Now see what you’ve gone and done, Augusta National? Thanks to your hippie-dippie decision to enter the 21st century and allow women to join the ranks of your formally uber-exclusive man cave, some right-thinking individuals in the U.K. believe the venerable Royal and Ancient and Muirfield, the Scottish host of the 2013 British Open (excuse us, The Open Championship), should follow suit and stop discriminating against half the population.
Pressure mounts on R&A to admit women
The R&A says it’s up to affiliates -- like Muirfield -- to rewrite membership rules; Muirfield demurs


Poppycock! Muirfield’s kilted guardians of the traditional status quo responded to a gentle nudge from U.K. sports minister Hugh Robertson, who politely suggested on Sunday that possibly, perhaps, maybe, if it’s not too much trouble, the R&A ought not stage the Open on courses that would deny membership to Condoleezza Rice.
“It is increasingly anachronistic not to allow women to be members,” Robertson told the Sunday Times shortly after outgoing British Olympic Association chair Lord Moynihan prodded the R&A to follow the Masters host down the cart path to parity.
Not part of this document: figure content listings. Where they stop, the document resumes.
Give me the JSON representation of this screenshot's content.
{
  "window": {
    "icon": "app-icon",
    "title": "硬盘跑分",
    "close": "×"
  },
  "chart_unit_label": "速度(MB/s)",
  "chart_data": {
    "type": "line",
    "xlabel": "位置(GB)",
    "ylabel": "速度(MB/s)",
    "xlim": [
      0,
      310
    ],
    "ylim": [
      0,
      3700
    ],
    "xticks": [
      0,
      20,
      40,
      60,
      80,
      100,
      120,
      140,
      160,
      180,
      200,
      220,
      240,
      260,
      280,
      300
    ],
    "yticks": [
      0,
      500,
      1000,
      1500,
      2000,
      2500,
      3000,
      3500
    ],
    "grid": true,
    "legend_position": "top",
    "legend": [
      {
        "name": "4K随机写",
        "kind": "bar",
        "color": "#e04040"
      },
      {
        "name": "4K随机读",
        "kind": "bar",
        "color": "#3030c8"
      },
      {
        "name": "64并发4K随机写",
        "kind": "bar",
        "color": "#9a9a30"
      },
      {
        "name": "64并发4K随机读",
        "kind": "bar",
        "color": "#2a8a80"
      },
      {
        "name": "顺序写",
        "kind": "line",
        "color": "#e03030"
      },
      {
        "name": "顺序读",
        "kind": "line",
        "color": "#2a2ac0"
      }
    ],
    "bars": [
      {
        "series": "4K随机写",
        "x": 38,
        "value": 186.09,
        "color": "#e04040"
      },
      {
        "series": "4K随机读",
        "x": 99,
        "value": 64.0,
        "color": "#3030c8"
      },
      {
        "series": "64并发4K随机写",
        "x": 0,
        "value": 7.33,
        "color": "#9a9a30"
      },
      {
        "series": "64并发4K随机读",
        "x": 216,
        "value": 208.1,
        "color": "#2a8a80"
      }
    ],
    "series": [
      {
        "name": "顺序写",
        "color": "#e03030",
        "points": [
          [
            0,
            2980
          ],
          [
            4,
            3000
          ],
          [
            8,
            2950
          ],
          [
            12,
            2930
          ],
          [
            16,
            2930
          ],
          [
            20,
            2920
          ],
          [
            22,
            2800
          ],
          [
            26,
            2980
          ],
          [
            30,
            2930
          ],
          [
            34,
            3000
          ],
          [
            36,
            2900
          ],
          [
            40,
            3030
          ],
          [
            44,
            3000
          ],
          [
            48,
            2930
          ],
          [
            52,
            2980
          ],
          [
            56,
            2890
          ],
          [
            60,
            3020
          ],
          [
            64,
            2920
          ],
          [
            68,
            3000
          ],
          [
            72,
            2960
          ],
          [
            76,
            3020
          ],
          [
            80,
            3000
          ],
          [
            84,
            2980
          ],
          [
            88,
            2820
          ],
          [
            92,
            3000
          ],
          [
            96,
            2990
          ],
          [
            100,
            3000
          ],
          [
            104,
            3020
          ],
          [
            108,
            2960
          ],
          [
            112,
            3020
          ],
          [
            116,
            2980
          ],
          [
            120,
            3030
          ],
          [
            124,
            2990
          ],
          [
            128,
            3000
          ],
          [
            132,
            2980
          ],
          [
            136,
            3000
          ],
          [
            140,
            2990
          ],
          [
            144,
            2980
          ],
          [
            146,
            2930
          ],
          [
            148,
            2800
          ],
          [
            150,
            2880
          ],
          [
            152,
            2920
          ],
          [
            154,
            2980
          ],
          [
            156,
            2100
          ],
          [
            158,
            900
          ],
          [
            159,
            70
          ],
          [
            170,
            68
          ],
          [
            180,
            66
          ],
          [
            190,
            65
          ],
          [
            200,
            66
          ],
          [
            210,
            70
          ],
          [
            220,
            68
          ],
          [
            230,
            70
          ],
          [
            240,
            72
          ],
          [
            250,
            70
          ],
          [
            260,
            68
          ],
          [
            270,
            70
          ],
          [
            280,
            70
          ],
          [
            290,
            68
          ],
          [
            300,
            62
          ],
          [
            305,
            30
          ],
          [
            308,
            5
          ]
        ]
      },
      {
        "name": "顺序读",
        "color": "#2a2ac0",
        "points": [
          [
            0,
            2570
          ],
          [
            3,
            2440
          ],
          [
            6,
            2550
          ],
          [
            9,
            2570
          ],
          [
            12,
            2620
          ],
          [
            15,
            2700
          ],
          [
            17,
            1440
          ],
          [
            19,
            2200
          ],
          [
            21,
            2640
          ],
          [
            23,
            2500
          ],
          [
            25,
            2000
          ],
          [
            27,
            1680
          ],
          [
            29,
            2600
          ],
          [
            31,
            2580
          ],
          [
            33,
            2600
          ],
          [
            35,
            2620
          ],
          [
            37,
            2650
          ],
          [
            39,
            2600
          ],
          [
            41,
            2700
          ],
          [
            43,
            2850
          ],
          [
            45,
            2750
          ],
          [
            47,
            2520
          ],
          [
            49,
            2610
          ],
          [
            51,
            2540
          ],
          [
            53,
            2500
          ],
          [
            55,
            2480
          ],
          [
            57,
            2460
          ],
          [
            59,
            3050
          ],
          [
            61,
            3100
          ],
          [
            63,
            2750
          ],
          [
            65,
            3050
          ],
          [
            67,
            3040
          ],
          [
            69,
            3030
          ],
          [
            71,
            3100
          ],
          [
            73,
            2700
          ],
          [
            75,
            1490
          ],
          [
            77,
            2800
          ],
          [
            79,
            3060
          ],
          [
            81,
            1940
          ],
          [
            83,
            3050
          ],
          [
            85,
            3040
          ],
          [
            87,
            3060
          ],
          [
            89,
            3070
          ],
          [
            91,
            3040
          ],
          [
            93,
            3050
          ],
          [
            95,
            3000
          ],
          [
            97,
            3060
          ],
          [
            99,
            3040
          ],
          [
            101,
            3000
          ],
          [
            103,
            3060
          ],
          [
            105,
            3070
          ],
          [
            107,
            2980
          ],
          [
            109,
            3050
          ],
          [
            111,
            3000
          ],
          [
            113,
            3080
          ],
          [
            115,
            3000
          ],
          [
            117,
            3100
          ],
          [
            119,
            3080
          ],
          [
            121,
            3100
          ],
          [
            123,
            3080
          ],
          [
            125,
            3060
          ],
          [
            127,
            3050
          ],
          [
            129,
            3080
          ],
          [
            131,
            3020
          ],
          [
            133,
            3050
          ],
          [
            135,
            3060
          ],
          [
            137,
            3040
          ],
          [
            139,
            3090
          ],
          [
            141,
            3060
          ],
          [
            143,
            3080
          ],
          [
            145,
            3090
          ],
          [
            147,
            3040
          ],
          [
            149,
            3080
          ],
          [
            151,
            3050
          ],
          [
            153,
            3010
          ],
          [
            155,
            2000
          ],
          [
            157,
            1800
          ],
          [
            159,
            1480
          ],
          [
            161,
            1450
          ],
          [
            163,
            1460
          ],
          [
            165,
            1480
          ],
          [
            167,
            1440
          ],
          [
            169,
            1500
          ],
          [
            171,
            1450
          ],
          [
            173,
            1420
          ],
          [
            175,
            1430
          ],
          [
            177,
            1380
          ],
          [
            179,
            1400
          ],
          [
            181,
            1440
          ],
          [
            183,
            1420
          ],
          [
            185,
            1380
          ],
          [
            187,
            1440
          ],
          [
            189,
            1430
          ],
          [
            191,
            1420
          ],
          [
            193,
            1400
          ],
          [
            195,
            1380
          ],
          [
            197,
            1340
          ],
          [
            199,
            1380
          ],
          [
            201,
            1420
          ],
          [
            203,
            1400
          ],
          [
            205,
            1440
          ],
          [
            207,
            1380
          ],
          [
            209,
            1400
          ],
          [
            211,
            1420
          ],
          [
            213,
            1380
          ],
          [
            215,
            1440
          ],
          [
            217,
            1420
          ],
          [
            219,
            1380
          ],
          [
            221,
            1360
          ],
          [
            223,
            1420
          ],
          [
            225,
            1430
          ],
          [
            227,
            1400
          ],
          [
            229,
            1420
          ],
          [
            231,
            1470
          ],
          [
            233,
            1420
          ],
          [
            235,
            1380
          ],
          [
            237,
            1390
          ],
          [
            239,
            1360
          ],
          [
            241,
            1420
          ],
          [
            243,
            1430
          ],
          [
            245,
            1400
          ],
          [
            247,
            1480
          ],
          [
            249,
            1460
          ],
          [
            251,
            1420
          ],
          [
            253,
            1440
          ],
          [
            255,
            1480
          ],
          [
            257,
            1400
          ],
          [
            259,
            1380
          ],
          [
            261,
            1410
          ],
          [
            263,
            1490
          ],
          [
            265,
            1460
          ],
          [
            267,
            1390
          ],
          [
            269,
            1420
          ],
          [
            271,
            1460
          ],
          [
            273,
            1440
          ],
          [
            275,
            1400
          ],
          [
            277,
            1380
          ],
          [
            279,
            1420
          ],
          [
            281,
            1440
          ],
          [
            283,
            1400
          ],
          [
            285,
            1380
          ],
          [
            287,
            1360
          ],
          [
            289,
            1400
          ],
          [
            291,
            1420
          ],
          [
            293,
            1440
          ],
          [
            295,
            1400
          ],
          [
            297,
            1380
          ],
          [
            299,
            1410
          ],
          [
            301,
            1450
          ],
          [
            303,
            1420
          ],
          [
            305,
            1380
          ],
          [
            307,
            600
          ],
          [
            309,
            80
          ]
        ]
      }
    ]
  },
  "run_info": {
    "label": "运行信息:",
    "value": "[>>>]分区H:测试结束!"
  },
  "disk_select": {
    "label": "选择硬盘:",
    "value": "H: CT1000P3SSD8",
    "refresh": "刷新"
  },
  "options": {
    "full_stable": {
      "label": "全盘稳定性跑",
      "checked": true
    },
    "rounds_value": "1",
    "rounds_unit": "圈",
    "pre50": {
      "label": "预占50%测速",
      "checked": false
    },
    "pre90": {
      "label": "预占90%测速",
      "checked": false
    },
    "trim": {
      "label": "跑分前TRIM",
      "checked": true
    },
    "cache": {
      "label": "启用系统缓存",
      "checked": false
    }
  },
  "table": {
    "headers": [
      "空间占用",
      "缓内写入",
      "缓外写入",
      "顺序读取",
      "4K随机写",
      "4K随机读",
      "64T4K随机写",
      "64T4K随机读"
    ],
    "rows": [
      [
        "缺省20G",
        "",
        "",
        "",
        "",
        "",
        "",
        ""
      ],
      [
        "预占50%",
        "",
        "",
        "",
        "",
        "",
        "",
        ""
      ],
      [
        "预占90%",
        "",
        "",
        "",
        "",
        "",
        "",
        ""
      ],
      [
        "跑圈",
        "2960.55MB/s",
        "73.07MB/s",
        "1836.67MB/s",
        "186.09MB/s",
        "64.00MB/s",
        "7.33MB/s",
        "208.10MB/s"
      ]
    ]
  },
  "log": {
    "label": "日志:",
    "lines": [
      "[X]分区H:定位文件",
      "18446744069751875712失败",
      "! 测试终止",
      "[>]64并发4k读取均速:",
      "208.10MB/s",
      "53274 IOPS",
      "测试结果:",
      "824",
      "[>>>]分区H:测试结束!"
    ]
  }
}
“It is remarkable that Augusta has changed, but the Royal and Ancient is still there having not entitled and allowed complete equality of opportunity for women in this country,” Moynihan told BBC Radio 5 last week. “It should be an embedded characteristic of 21st century sport, especially when you see the contribution the athletes make.
”Let’s get real and let’s get on with the job of providing equality of opportunity across sports, sports administration as well as sporting opportunity.”
Robertson similarly urged the R&A to do the right thing and opined that the all-male Muirfield, which will host the tourney for the 16th time, should follow suit.
“In all honesty, no,” Robertson said about whether the R&A should allow Muirfield and its Neanderthal ilk to stage the U.K.’s national championship. “I think this issue should be addressed.”
To which Honorable Company of Edinburgh Golfers at Muirfield secretary Alastair Brown replied, he was taking his Pro V1 and going home -- or words to that effect.
”It’s not our decision where the Open is. It’s the decision of the R&A; it’s their competition and they ask us,” said Brown, effortlessly passing the buck, which stops at the desk of chief executive Peter Dawson.
”Augusta is a totally different situation. They own their event,” said Brown. “We are fully compliant with the Equality Act and women have played here since 1891. I’ve given this reply several times and that is our stance.”
The R&A, which has not responded to the most recent attacks on its indefensible misogynist position, will continue to withstand opposition from a legion of protestors that includes golf legend Gary Player.
“The fact that it’s male members-only is not something I’m overly concerned about,” the ever-so enlightened Dawson told The Telegraph before last year’s British Open at the restricted Royal St. Georges (home of the erstwhile “No dogs, no women” signage). “I know that’s not as correct as it might be, but I do think that these things are a matter for the members.”
After Augusta dropped its bombshell about allowing women members, the R&A kicked the figurative ball back to Muirfield -- one of three courses (including Royal Troon and Royal St Georges) in the Open rotation that women may not join.
“We read the announcement from Augusta National with great interest and we congratulate Condoleezza Rice and Darla Moore on their membership,” the R&A said in a statement in August. “The rules of the Royal and Ancient Golf Club of St Andrews specify a male membership and this policy remains a matter for our members to determine.”